Haydn’s melancholy theme and the various moods that unfolded in the variations were informative for Goode’s reading of “Les Adieux,” exquisitely played in parts, focused on the dramatic succession of moods, but was not always executed with the classical transparency of the earlier pieces.
f“In the Mists,” which is enjoying something of a vogue these days, presents a challenge of concentration. The executant has to remain deeply absorbed in the music and its moods and atmosphere throughout. I had the impression that Mr. Goode, while he maintained this through the first movement, relaxed his concentration in the later movements, letting the magic evaporate.
The Chopin group was for me the least successful part of the program. While the inner voices and harmonic support were audible, they were still somewhat awash in Mr. Goode’s excessive pedaling. But then I’ll admit to being a stickler for clarity in Chopin.
92Y, Sun, Oct 21, 2018, 3 pm
Angela Hewitt
Bach, The Well-Tempered Clavier Book II (BWV 870-BWV 893)
Angela Hewitt’s traversal of Bach’s keyboard works have consistently marked the high point of the musical year for me. With total concentration and deep devotion to Bach, she has explored the varied territory of his oeuvre at the highest level. For a writer, I’ve found this rather intimidating. I feel her extraordinary achievement deserves a tome, but perhaps a few words can do it justice just as well. There are other pianists doing superb work in Bach on modern instruments, but Angela Hewitt’s depth of study, preparation, and absolute concentration put her in a category by herself.

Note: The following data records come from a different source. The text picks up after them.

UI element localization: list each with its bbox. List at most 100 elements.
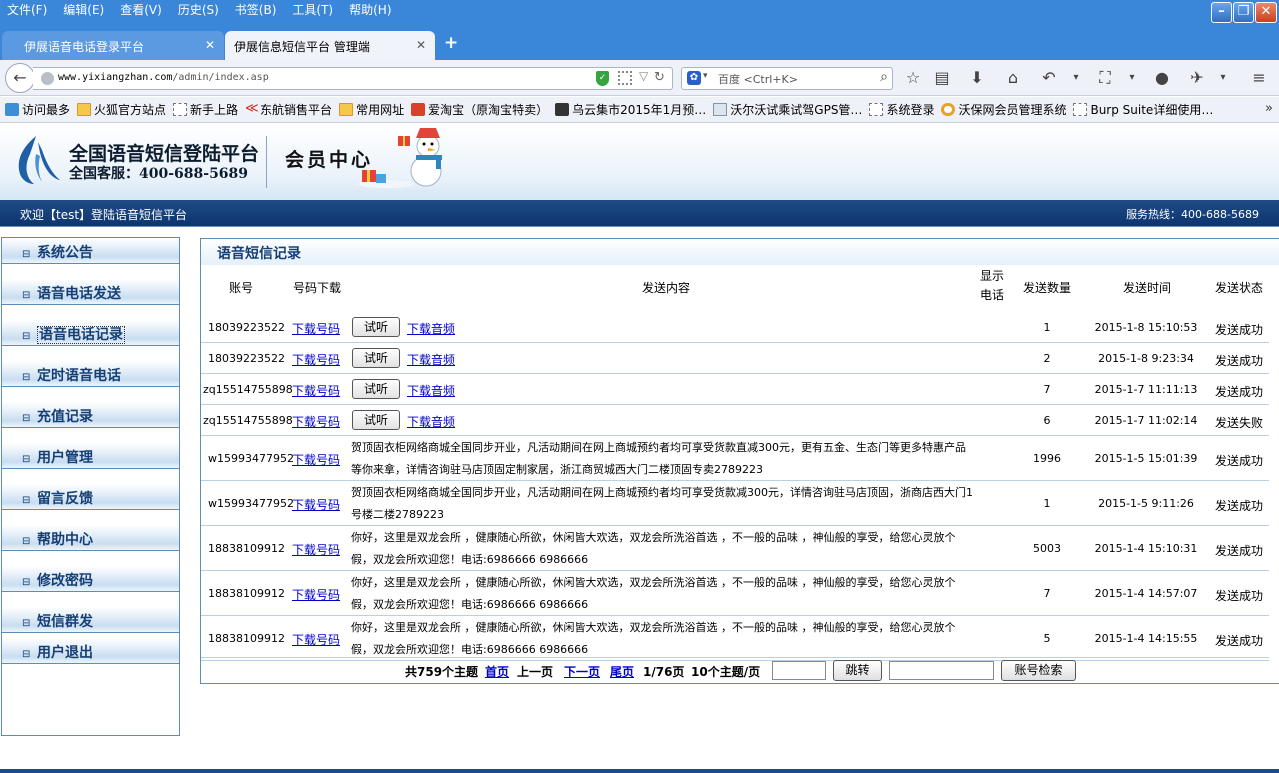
addon-icon[interactable]: ✈ <box>1187 68 1207 87</box>
menu-bookmarks[interactable]: 书签(B) <box>228 0 286 20</box>
download-numbers-link[interactable]: 下载号码 <box>292 320 340 337</box>
search-icon[interactable]: ⌕ <box>880 69 888 85</box>
bookmark-common-sites[interactable]: 常用网址 <box>339 101 404 118</box>
site-header: 全国语音短信登陆平台 全国客服：400-688-5689 会员中心 <box>0 124 1279 200</box>
sidebar-item-feedback[interactable]: ⊟ 留言反馈 <box>2 484 179 510</box>
bookmark-wooyun[interactable]: 乌云集市2015年1月预… <box>555 101 706 118</box>
engine-dropdown-icon[interactable]: ▾ <box>703 71 708 81</box>
account-search-input[interactable] <box>889 661 994 680</box>
download-numbers-link[interactable]: 下载号码 <box>292 351 340 368</box>
sidebar-item-scheduled-voice-call[interactable]: ⊟ 定时语音电话 <box>2 361 179 387</box>
menu-file[interactable]: 文件(F) <box>0 0 56 20</box>
qr-code-icon[interactable] <box>618 71 632 85</box>
row-status: 发送成功 <box>1214 384 1263 399</box>
chat-icon[interactable]: ● <box>1152 68 1172 87</box>
bookmark-getting-started[interactable]: 新手上路 <box>173 101 238 118</box>
download-numbers-link[interactable]: 下载号码 <box>292 496 340 513</box>
reload-icon[interactable]: ↻ <box>654 70 665 85</box>
download-audio-link[interactable]: 下载音频 <box>407 413 455 430</box>
row-content: 贺顶固衣柜网络商城全国同步开业，凡活动期间在网上商城预约者均可享受货款直减300… <box>351 440 966 476</box>
reading-list-icon[interactable]: ▤ <box>932 68 952 87</box>
sidebar-item-voice-call-records[interactable]: ⊟ 语音电话记录 <box>2 320 179 346</box>
window-titlebar: 文件(F) 编辑(E) 查看(V) 历史(S) 书签(B) 工具(T) 帮助(H… <box>0 0 1279 28</box>
download-numbers-link[interactable]: 下载号码 <box>292 451 340 468</box>
undo-icon[interactable]: ↶ <box>1039 68 1059 87</box>
bookmark-most-visited[interactable]: 访问最多 <box>5 101 70 118</box>
download-numbers-link[interactable]: 下载号码 <box>292 586 340 603</box>
col-download-numbers: 号码下载 <box>292 281 341 295</box>
screenshot-dropdown-icon[interactable]: ▾ <box>1122 72 1142 83</box>
menu-tools[interactable]: 工具(T) <box>285 0 342 20</box>
sidebar-item-send-voice-call[interactable]: ⊟ 语音电话发送 <box>2 279 179 305</box>
listen-button[interactable]: 试听 <box>352 409 400 430</box>
bookmark-system-login[interactable]: 系统登录 <box>869 101 934 118</box>
wooyun-icon <box>555 103 570 116</box>
menu-hamburger-icon[interactable]: ≡ <box>1249 68 1269 87</box>
globe-icon <box>41 72 54 85</box>
home-icon[interactable]: ⌂ <box>1003 68 1023 87</box>
next-page-link[interactable]: 下一页 <box>564 663 600 680</box>
search-input[interactable]: 百度 <Ctrl+K> <box>718 71 798 87</box>
listen-button[interactable]: 试听 <box>352 378 400 399</box>
menu-edit[interactable]: 编辑(E) <box>56 0 113 20</box>
listen-button[interactable]: 试听 <box>352 347 400 368</box>
sidebar-item-bulk-sms[interactable]: ⊟ 短信群发 <box>2 607 179 633</box>
menu-help[interactable]: 帮助(H) <box>342 0 400 20</box>
sidebar-item-announcements[interactable]: ⊟ 系统公告 <box>2 238 179 264</box>
last-page-link[interactable]: 尾页 <box>610 663 634 680</box>
baidu-paw-icon[interactable]: ✿ <box>687 71 701 85</box>
download-numbers-link[interactable]: 下载号码 <box>292 541 340 558</box>
first-page-link[interactable]: 首页 <box>485 663 509 680</box>
row-account: w15993477952 <box>208 496 294 510</box>
tab-sms-admin[interactable]: 伊展信息短信平台 管理端 ✕ <box>225 31 435 60</box>
row-account: zq15514755898 <box>203 413 293 427</box>
download-numbers-link[interactable]: 下载号码 <box>292 631 340 648</box>
close-tab-icon[interactable]: ✕ <box>416 38 426 52</box>
bookmark-eastern-airlines[interactable]: ≪ 东航销售平台 <box>245 101 332 118</box>
restore-button[interactable]: ❐ <box>1233 2 1254 23</box>
sidebar-item-user-management[interactable]: ⊟ 用户管理 <box>2 443 179 469</box>
sidebar-item-help-center[interactable]: ⊟ 帮助中心 <box>2 525 179 551</box>
airline-logo-icon: ≪ <box>245 101 259 116</box>
bookmark-wobao[interactable]: 沃保网会员管理系统 <box>941 101 1066 118</box>
minimize-button[interactable]: – <box>1211 2 1232 23</box>
dropdown-arrow-icon[interactable]: ▽ <box>639 69 648 83</box>
bookmark-volvo[interactable]: 沃尔沃试乘试驾GPS管… <box>713 101 862 118</box>
document-icon <box>713 103 728 116</box>
jump-button[interactable]: 跳转 <box>833 660 882 681</box>
close-tab-icon[interactable]: ✕ <box>205 38 215 52</box>
bookmark-burp-suite[interactable]: Burp Suite详细使用… <box>1073 101 1213 118</box>
bookmark-taobao[interactable]: 爱淘宝（原淘宝特卖） <box>411 101 548 118</box>
bookmarks-overflow-icon[interactable]: » <box>1265 101 1273 116</box>
back-button[interactable]: ← <box>5 63 35 93</box>
sidebar-item-logout[interactable]: ⊟ 用户退出 <box>2 638 179 664</box>
download-audio-link[interactable]: 下载音频 <box>407 320 455 337</box>
download-audio-link[interactable]: 下载音频 <box>407 351 455 368</box>
sidebar-item-recharge-records[interactable]: ⊟ 充值记录 <box>2 402 179 428</box>
page-jump-input[interactable] <box>772 661 826 680</box>
records-panel: 语音短信记录 账号 号码下载 发送内容 显示电话 发送数量 发送时间 发送状态 … <box>200 238 1279 684</box>
shield-icon[interactable]: ✓ <box>596 71 609 86</box>
address-bar[interactable]: www.yixiangzhan.com/admin/index.asp ✓ ▽ … <box>33 67 673 90</box>
sidebar-item-change-password[interactable]: ⊟ 修改密码 <box>2 566 179 592</box>
undo-dropdown-icon[interactable]: ▾ <box>1066 72 1086 83</box>
download-numbers-link[interactable]: 下载号码 <box>292 382 340 399</box>
close-window-button[interactable]: ✕ <box>1255 2 1277 23</box>
col-content: 发送内容 <box>641 281 690 295</box>
bookmark-star-icon[interactable]: ☆ <box>903 68 923 87</box>
account-search-button[interactable]: 账号检索 <box>1001 660 1076 681</box>
tab-voice-login[interactable]: 伊展语音电话登录平台 ✕ <box>2 31 224 60</box>
search-bar[interactable]: ✿ ▾ 百度 <Ctrl+K> ⌕ <box>681 67 893 90</box>
addon-dropdown-icon[interactable]: ▾ <box>1213 72 1233 83</box>
listen-button[interactable]: 试听 <box>352 316 400 337</box>
download-numbers-link[interactable]: 下载号码 <box>292 413 340 430</box>
screenshot-icon[interactable]: ⛶ <box>1095 68 1115 88</box>
row-account: 18838109912 <box>208 586 285 600</box>
menu-history[interactable]: 历史(S) <box>171 0 228 20</box>
bookmark-firefox-site[interactable]: 火狐官方站点 <box>77 101 166 118</box>
download-icon[interactable]: ⬇ <box>967 68 987 87</box>
download-audio-link[interactable]: 下载音频 <box>407 382 455 399</box>
menu-view[interactable]: 查看(V) <box>113 0 171 20</box>
row-time: 2015-1-4 15:10:31 <box>1094 541 1198 555</box>
new-tab-button[interactable]: + <box>444 33 458 53</box>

At one time, Ms. Hewitt’s adoption of the sumptuous Fazioli concert grand for Bach seemed something of a curiosity to me, but the instrument provides clarity as well as fullness of tone. As I’ve lived with the sound in her recitals at 92Y, it’s struck me that she uses the Fazioli’s mutually sympathetic, but distinct registers as if it were a chamber organ. The piano’s exceptional legato enhances this aspect of the instrument and the way she plays it. This fall, however, a Fazioli was not available, and Ms. Hewitt turned to Yamaha for a substitute. This is also a superb instrument, but one entirely different in character. The fullness, natural legato, and graduated voices of the Fazioli are not in its design, which leans to a traditional piano sound of a brighter, more percussive sound. Rather than go against the grain, Hewitt gave a thoroughly pianistic reading of the Second Book of the Well-Tempered Clavier. This actually worked rather well for the music, since Bach was introducing some more dance-like, galant elements into the preludes and fugues at this point in his life. What was astonishing was her ability to alter the basic concept of her performance for the circumstances, making only minimal if any sacrifices in her projection of the music’s depths. And the dance-like qualities of Bach’s music in all genres has been one of her specialities. The recital proved as mesmerizing as ever. Brava to all concerned, including Bonnie Barrett and her team at Yamaha in New York, who saved the day.